Andreas Heinz, MD; Matthias Reimold, MD; Jana Wrase; Derik Hermann, MD; Bernhard Croissant, MD; Götz Mundle, MD; Bernhard M. Dohmen, MD; Dieter H. Braus, MD; Gunter Schumann, MD; Hans-Jürgen Machulla, MD; Roland Bares, MD; Karl Mann, MD

Arch Gen Psychiatry. 2005;62:57-64.

Background  The pleasant effects of food and alcohol intake are partially mediated by µ-opiate receptors in the ventral striatum, a central area of the brain reward system.
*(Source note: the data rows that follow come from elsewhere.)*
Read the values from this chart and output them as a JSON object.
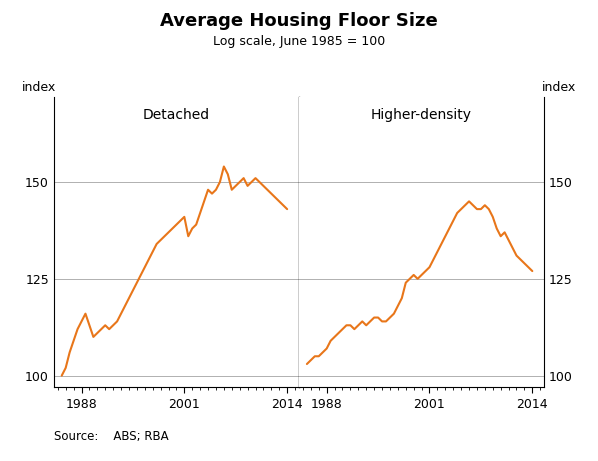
{
  "title": "Average Housing Floor Size",
  "subtitle": "Log scale, June 1985 = 100",
  "left_label": "Detached",
  "right_label": "Higher-density",
  "ylabel": "index",
  "source": "Source:    ABS; RBA",
  "line_color": "#E8761A",
  "yticks": [
    100,
    125,
    150
  ],
  "ylim": [
    97,
    172
  ],
  "xlim": [
    1984.5,
    2015.5
  ],
  "detached_x": [
    1985.5,
    1986,
    1986.5,
    1987,
    1987.5,
    1988,
    1988.5,
    1989,
    1989.5,
    1990,
    1990.5,
    1991,
    1991.5,
    1992,
    1992.5,
    1993,
    1993.5,
    1994,
    1994.5,
    1995,
    1995.5,
    1996,
    1996.5,
    1997,
    1997.5,
    1998,
    1998.5,
    1999,
    1999.5,
    2000,
    2000.5,
    2001,
    2001.5,
    2002,
    2002.5,
    2003,
    2003.5,
    2004,
    2004.5,
    2005,
    2005.5,
    2006,
    2006.5,
    2007,
    2007.5,
    2008,
    2008.5,
    2009,
    2009.5,
    2010,
    2010.5,
    2011,
    2011.5,
    2012,
    2012.5,
    2013,
    2013.5,
    2014
  ],
  "detached_y": [
    100,
    102,
    106,
    109,
    112,
    114,
    116,
    113,
    110,
    111,
    112,
    113,
    112,
    113,
    114,
    116,
    118,
    120,
    122,
    124,
    126,
    128,
    130,
    132,
    134,
    135,
    136,
    137,
    138,
    139,
    140,
    141,
    136,
    138,
    139,
    142,
    145,
    148,
    147,
    148,
    150,
    154,
    152,
    148,
    149,
    150,
    151,
    149,
    150,
    151,
    150,
    149,
    148,
    147,
    146,
    145,
    144,
    143
  ],
  "higher_x": [
    1985.5,
    1986,
    1986.5,
    1987,
    1987.5,
    1988,
    1988.5,
    1989,
    1989.5,
    1990,
    1990.5,
    1991,
    1991.5,
    1992,
    1992.5,
    1993,
    1993.5,
    1994,
    1994.5,
    1995,
    1995.5,
    1996,
    1996.5,
    1997,
    1997.5,
    1998,
    1998.5,
    1999,
    1999.5,
    2000,
    2000.5,
    2001,
    2001.5,
    2002,
    2002.5,
    2003,
    2003.5,
    2004,
    2004.5,
    2005,
    2005.5,
    2006,
    2006.5,
    2007,
    2007.5,
    2008,
    2008.5,
    2009,
    2009.5,
    2010,
    2010.5,
    2011,
    2011.5,
    2012,
    2012.5,
    2013,
    2013.5,
    2014
  ],
  "higher_y": [
    103,
    104,
    105,
    105,
    106,
    107,
    109,
    110,
    111,
    112,
    113,
    113,
    112,
    113,
    114,
    113,
    114,
    115,
    115,
    114,
    114,
    115,
    116,
    118,
    120,
    124,
    125,
    126,
    125,
    126,
    127,
    128,
    130,
    132,
    134,
    136,
    138,
    140,
    142,
    143,
    144,
    145,
    144,
    143,
    143,
    144,
    143,
    141,
    138,
    136,
    137,
    135,
    133,
    131,
    130,
    129,
    128,
    127
  ],
  "background_color": "#ffffff",
  "grid_color": "#b0b0b0",
  "line_width": 1.5,
  "xtick_labels": [
    "1988",
    "2001",
    "2014"
  ],
  "xtick_positions": [
    1988,
    2001,
    2014
  ]
}
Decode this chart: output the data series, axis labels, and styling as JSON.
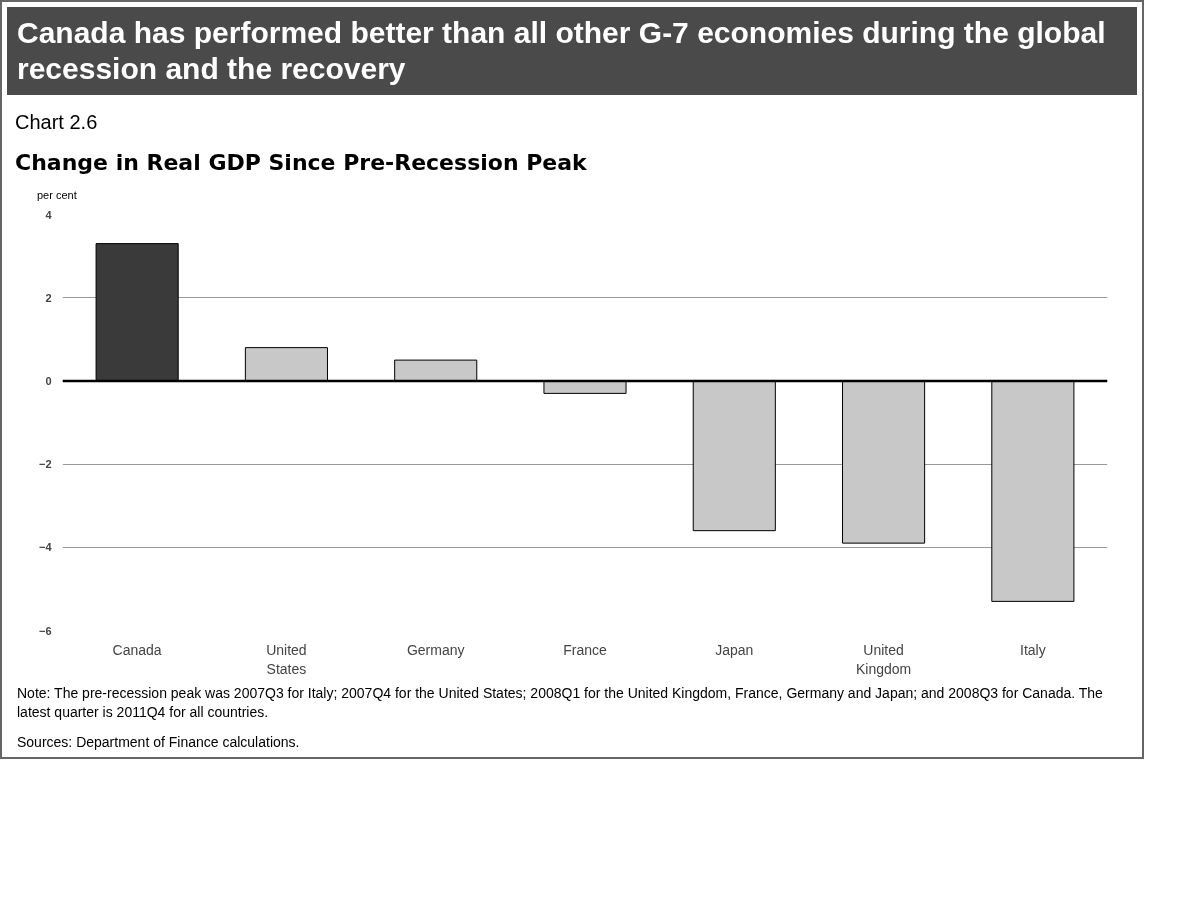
{
  "chart_data": {
    "type": "bar",
    "title": "Canada has performed better than all other G-7 economies during the global recession and the recovery",
    "subtitle": "Change in Real GDP Since Pre-Recession Peak",
    "ylabel": "per cent",
    "categories": [
      "Canada",
      "United States",
      "Germany",
      "France",
      "Japan",
      "United Kingdom",
      "Italy"
    ],
    "values": [
      3.3,
      0.8,
      0.5,
      -0.3,
      -3.6,
      -3.9,
      -5.3
    ],
    "colors": [
      "#3a3a3a",
      "#c8c8c8",
      "#c8c8c8",
      "#c8c8c8",
      "#c8c8c8",
      "#c8c8c8",
      "#c8c8c8"
    ],
    "ylim": [
      -6,
      4
    ],
    "yticks": [
      -6,
      -4,
      -2,
      0,
      2,
      4
    ],
    "grid": "y",
    "annotations": [
      "Chart 2.6",
      "Note: The pre-recession peak was 2007Q3 for Italy; 2007Q4 for the United States; 2008Q1 for the United Kingdom, France, Germany and Japan; and 2008Q3 for Canada. The latest quarter is 2011Q4 for all countries.",
      "Sources: Department of Finance calculations."
    ]
  }
}
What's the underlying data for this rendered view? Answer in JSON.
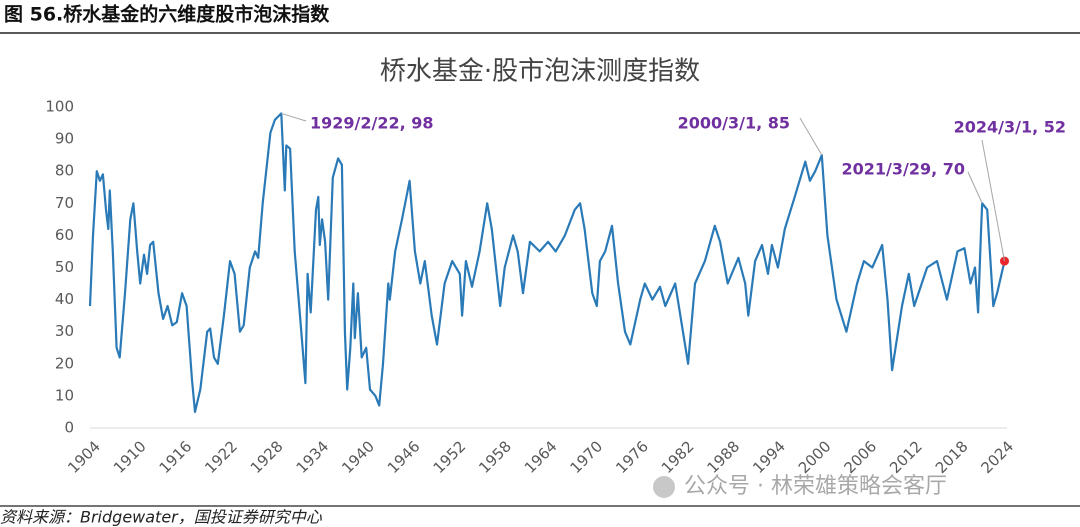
{
  "figure_caption": "图 56.桥水基金的六维度股市泡沫指数",
  "source": "资料来源：Bridgewater，国投证券研究中心",
  "watermark": "公众号 · 林荣雄策略会客厅",
  "chart_data": {
    "type": "line",
    "title": "桥水基金·股市泡沫测度指数",
    "x": [
      1904,
      1904.4,
      1904.9,
      1905.3,
      1905.7,
      1906.1,
      1906.4,
      1906.6,
      1907,
      1907.5,
      1907.9,
      1908.6,
      1909.3,
      1909.7,
      1910.2,
      1910.6,
      1911.1,
      1911.5,
      1911.9,
      1912.3,
      1913,
      1913.6,
      1914.2,
      1914.8,
      1915.4,
      1916.1,
      1916.7,
      1917.4,
      1917.8,
      1918.5,
      1919.4,
      1919.8,
      1920.3,
      1920.8,
      1921.6,
      1922.4,
      1923,
      1923.7,
      1924.2,
      1925,
      1925.7,
      1926.1,
      1926.7,
      1927.7,
      1928.3,
      1929.14,
      1929.6,
      1929.8,
      1930.3,
      1930.9,
      1931.6,
      1932.3,
      1932.6,
      1933,
      1933.7,
      1934,
      1934.2,
      1934.5,
      1934.9,
      1935.3,
      1935.9,
      1936.6,
      1937.1,
      1937.5,
      1937.8,
      1938.2,
      1938.6,
      1938.8,
      1939.2,
      1939.7,
      1940.3,
      1940.8,
      1941.5,
      1942,
      1942.5,
      1943.2,
      1943.4,
      1944.1,
      1945,
      1946,
      1946.7,
      1947.4,
      1948,
      1948.9,
      1949.6,
      1950.6,
      1951.6,
      1952.6,
      1952.9,
      1953.4,
      1954.2,
      1955.2,
      1956.2,
      1956.8,
      1957.9,
      1958.5,
      1959.6,
      1960.2,
      1960.9,
      1961.8,
      1963.1,
      1964.2,
      1965.2,
      1966.4,
      1967.7,
      1968.4,
      1969,
      1970,
      1970.6,
      1971,
      1971.7,
      1972.6,
      1973.4,
      1974.3,
      1975,
      1976.3,
      1976.9,
      1977.9,
      1978.9,
      1979.6,
      1980.9,
      1982.6,
      1983.5,
      1984.8,
      1986.1,
      1986.8,
      1987.8,
      1989.2,
      1990.1,
      1990.5,
      1991.4,
      1992.3,
      1993.1,
      1993.6,
      1994.4,
      1995.3,
      1996.6,
      1998,
      1998.6,
      1999.3,
      2000.17,
      2000.9,
      2002.1,
      2003.4,
      2004.8,
      2005.7,
      2006.8,
      2008.1,
      2008.8,
      2009.4,
      2010.7,
      2011.6,
      2012.3,
      2014,
      2015.3,
      2016.6,
      2018,
      2018.9,
      2019.7,
      2020.3,
      2020.7,
      2021.1,
      2021.24,
      2021.9,
      2022.7,
      2023.2,
      2024.17
    ],
    "series": [
      {
        "name": "股市泡沫测度指数",
        "color": "#2a7ab8",
        "values": [
          38,
          60,
          80,
          77,
          79,
          68,
          62,
          74,
          55,
          25,
          22,
          42,
          65,
          70,
          55,
          45,
          54,
          48,
          57,
          58,
          42,
          34,
          38,
          32,
          33,
          42,
          38,
          15,
          5,
          12,
          30,
          31,
          22,
          20,
          35,
          52,
          48,
          30,
          32,
          50,
          55,
          53,
          70,
          92,
          96,
          98,
          74,
          88,
          87,
          55,
          35,
          14,
          48,
          36,
          68,
          72,
          57,
          65,
          58,
          40,
          78,
          84,
          82,
          30,
          12,
          25,
          45,
          28,
          42,
          22,
          25,
          12,
          10,
          7,
          20,
          45,
          40,
          55,
          65,
          77,
          55,
          45,
          52,
          35,
          26,
          45,
          52,
          48,
          35,
          52,
          44,
          55,
          70,
          62,
          38,
          50,
          60,
          55,
          42,
          58,
          55,
          58,
          55,
          60,
          68,
          70,
          62,
          42,
          38,
          52,
          55,
          63,
          45,
          30,
          26,
          40,
          45,
          40,
          44,
          38,
          45,
          20,
          45,
          52,
          63,
          58,
          45,
          53,
          45,
          35,
          52,
          57,
          48,
          57,
          50,
          62,
          72,
          83,
          77,
          80,
          85,
          60,
          40,
          30,
          45,
          52,
          50,
          57,
          40,
          18,
          38,
          48,
          38,
          50,
          52,
          40,
          55,
          56,
          45,
          50,
          36,
          62,
          70,
          68,
          38,
          42,
          52
        ]
      }
    ],
    "marker_color": "#e8262b",
    "annotation_color": "#7030a0",
    "annotations": [
      {
        "text": "1929/2/22, 98",
        "x": 1929.14,
        "y": 98
      },
      {
        "text": "2000/3/1, 85",
        "x": 2000.17,
        "y": 85
      },
      {
        "text": "2021/3/29, 70",
        "x": 2021.24,
        "y": 70
      },
      {
        "text": "2024/3/1, 52",
        "x": 2024.17,
        "y": 52
      }
    ],
    "xlim": [
      1904,
      2024.5
    ],
    "xticks": [
      1904,
      1910,
      1916,
      1922,
      1928,
      1934,
      1940,
      1946,
      1952,
      1958,
      1964,
      1970,
      1976,
      1982,
      1988,
      1994,
      2000,
      2006,
      2012,
      2018,
      2024
    ],
    "ylim": [
      0,
      100
    ],
    "yticks": [
      0,
      10,
      20,
      30,
      40,
      50,
      60,
      70,
      80,
      90,
      100
    ],
    "grid": false
  }
}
Blockade of µ-opiate receptors with naltrexone reduces the relapse risk among some but not all alcoholic individuals.

Objective  To test the hypothesis that alcohol craving is pronounced among alcoholic individuals with a high availability of µ-opiate receptors in the brain reward system.

Design  Patients and comparison sample. The availability of central µ-opiate receptors was measured in vivo with positron emission tomography (PET) and the radioligand carbon 11–labeled carfentanil in the ventral striatum and compared with the severity of alcohol craving as assessed by the Obsessive Compulsive Drinking Scale (OCDS).

Setting  Hospitalized care.

Participants  Volunteer sample of 25 male alcohol-dependent inpatients assessed after detoxification of whom 12 underwent PET again 5 weeks later. Control group of 10 healthy men.

Main Outcome Measures  After 1 to 3 weeks of abstinence, the availability of µ-opiate receptors in the ventral striatum, including the nucleus accumbens, was significantly elevated in alcoholic patients compared with healthy controls and remained elevated when 12 alcoholic patients had these levels measured 5 weeks later (P<.05 corrected for multiple testing). Higher availability of µ-opiate receptors in this brain area correlated significantly with the intensity of alcohol craving as assessed by the OCDS.

Conclusions  Abstinent alcoholic patients displayed an increase in µ-opiate receptors in the ventral striatum, including the nucleus accumbens, which correlated with the severity of alcohol craving. These findings point to a neuronal correlate of alcohol urges.

Author Affiliations: Department of Psychiatry, Charité University Medicine Berlin, Campus Charité Mitte, Berlin, Germany (Dr Heinz and Ms Wrase); Departments of Nuclear Medicine (Drs Reimold, Dohmen, and Bares), Radiopharmacy and PET Center (Dr Machulla), and Psychiatry (Dr Mundle), University of Tuebingen, Germany; and Department for Addictive Behavior and Addiction Medicine (Drs Hermann, Croissant, and Mann), Department of Psychiatry (Drs Braus and Schumann), Central Institute of Mental Health, University of Heidelberg, Mannheim, Germany.